Defendant had the burden of establishing by clear and convincing evidence not only that he was not likely to flee but also that he would not engage in further narcotics trafficking. Although the jury found the defendant not guilty on two counts, the court is satisfied from the evidence that defendant was involved for some two years in sales of heroin. The government informed the court that there is also evidence that defendant was engaged in sales of cocaine. The fact that defendant invoked the Fifth Amendment as to questions concerning his past dealings in narcotics prevented the development of facts to show the acquaintances and opportunities available to him to engage in such activities to provide for the future needs of himself and his family when he is precluded from practicing law. Presumably the defendant is aware of the difficulty the government has in detecting those who traffic in drugs.

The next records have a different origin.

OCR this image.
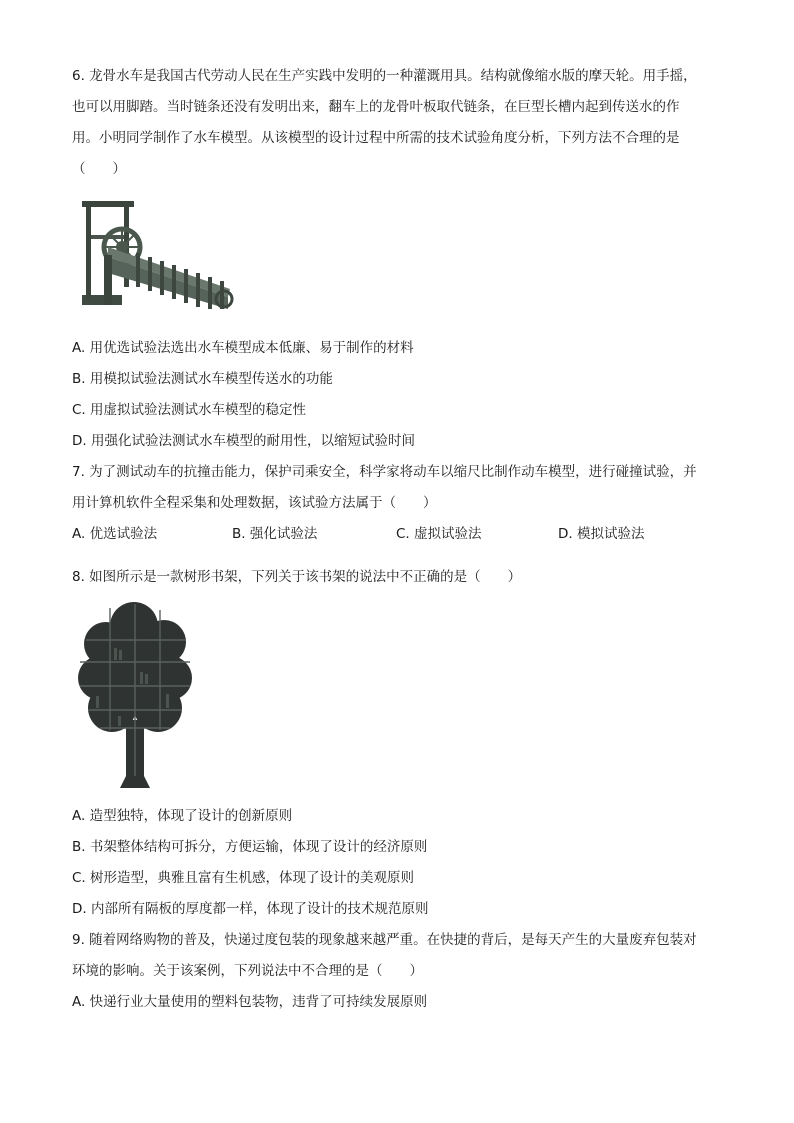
6. 龙骨水车是我国古代劳动人民在生产实践中发明的一种灌溉用具。结构就像缩水版的摩天轮。用手摇，
也可以用脚踏。当时链条还没有发明出来，翻车上的龙骨叶板取代链条，在巨型长槽内起到传送水的作
用。小明同学制作了水车模型。从该模型的设计过程中所需的技术试验角度分析，下列方法不合理的是
（　　）
A. 用优选试验法选出水车模型成本低廉、易于制作的材料
B. 用模拟试验法测试水车模型传送水的功能
C. 用虚拟试验法测试水车模型的稳定性
D. 用强化试验法测试水车模型的耐用性，以缩短试验时间
7. 为了测试动车的抗撞击能力，保护司乘安全，科学家将动车以缩尺比制作动车模型，进行碰撞试验，并
用计算机软件全程采集和处理数据，该试验方法属于（　　）
A. 优选试验法	B. 强化试验法	C. 虚拟试验法	D. 模拟试验法
8. 如图所示是一款树形书架，下列关于该书架的说法中不正确的是（　　）
A. 造型独特，体现了设计的创新原则
B. 书架整体结构可拆分，方便运输，体现了设计的经济原则
C. 树形造型，典雅且富有生机感，体现了设计的美观原则
D. 内部所有隔板的厚度都一样，体现了设计的技术规范原则
9. 随着网络购物的普及，快递过度包装的现象越来越严重。在快捷的背后，是每天产生的大量废弃包装对
环境的影响。关于该案例，下列说法中不合理的是（　　）
A. 快递行业大量使用的塑料包装物，违背了可持续发展原则
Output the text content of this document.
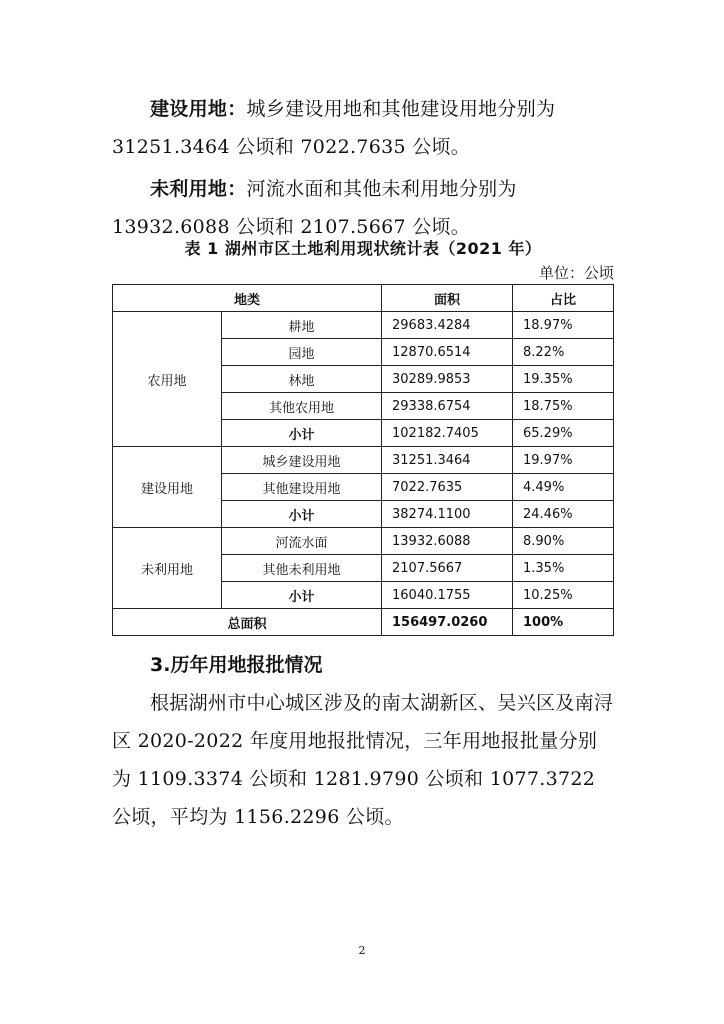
建设用地：城乡建设用地和其他建设用地分别为 31251.3464 公顷和 7022.7635 公顷。
未利用地：河流水面和其他未利用地分别为 13932.6088 公顷和 2107.5667 公顷。
表 1 湖州市区土地利用现状统计表（2021 年）
单位：公顷
地类		面积	占比
农用地	耕地	29683.4284	18.97%
	园地	12870.6514	8.22%
	林地	30289.9853	19.35%
	其他农用地	29338.6754	18.75%
	小计	102182.7405	65.29%
建设用地	城乡建设用地	31251.3464	19.97%
	其他建设用地	7022.7635	4.49%
	小计	38274.1100	24.46%
未利用地	河流水面	13932.6088	8.90%
	其他未利用地	2107.5667	1.35%
	小计	16040.1755	10.25%
总面积		156497.0260	100%
3.历年用地报批情况
根据湖州市中心城区涉及的南太湖新区、吴兴区及南浔区 2020-2022 年度用地报批情况，三年用地报批量分别为 1109.3374 公顷和 1281.9790 公顷和 1077.3722 公顷，平均为 1156.2296 公顷。
2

This is the third time that defendant, a member of the bar, has been indicted. Twice he was acquitted of serious criminal charges, once in this court and once in the state court. Yet despite his oath to uphold the law and to act as an officer of the court he still saw fit to engage in narcotics transactions. That bespeaks an unusual boldness and a total lack of respect for the administration of justice. His deliberate perjury at the trial of this case makes this court hesitate to rely on his assurances that he will not flee and will not engage in illegal transactions.

In any event, in the light of defendant's perjury, his failure to testify to the extent of his narcotics dealings, and his past activities, defendant's protestations that he will remain for sentence and refrain from illegal activities are not sufficient to constitute the clear and convincing evidence the statute contemplates. The court is not convinced that defendant would adhere to his assurances, even if they are now sincere, once he is freed from custody, two days of *877 which he testified he has found so unpleasant and burdensome.

No doubt it is anguishing for defendant to be removed from his family pending sentence. But the statute requires the court to weigh against his feelings and those of his family the risk of further anguish to those who may become afflicted by the curse of heroin.

The application for release on bail is denied. So ordered.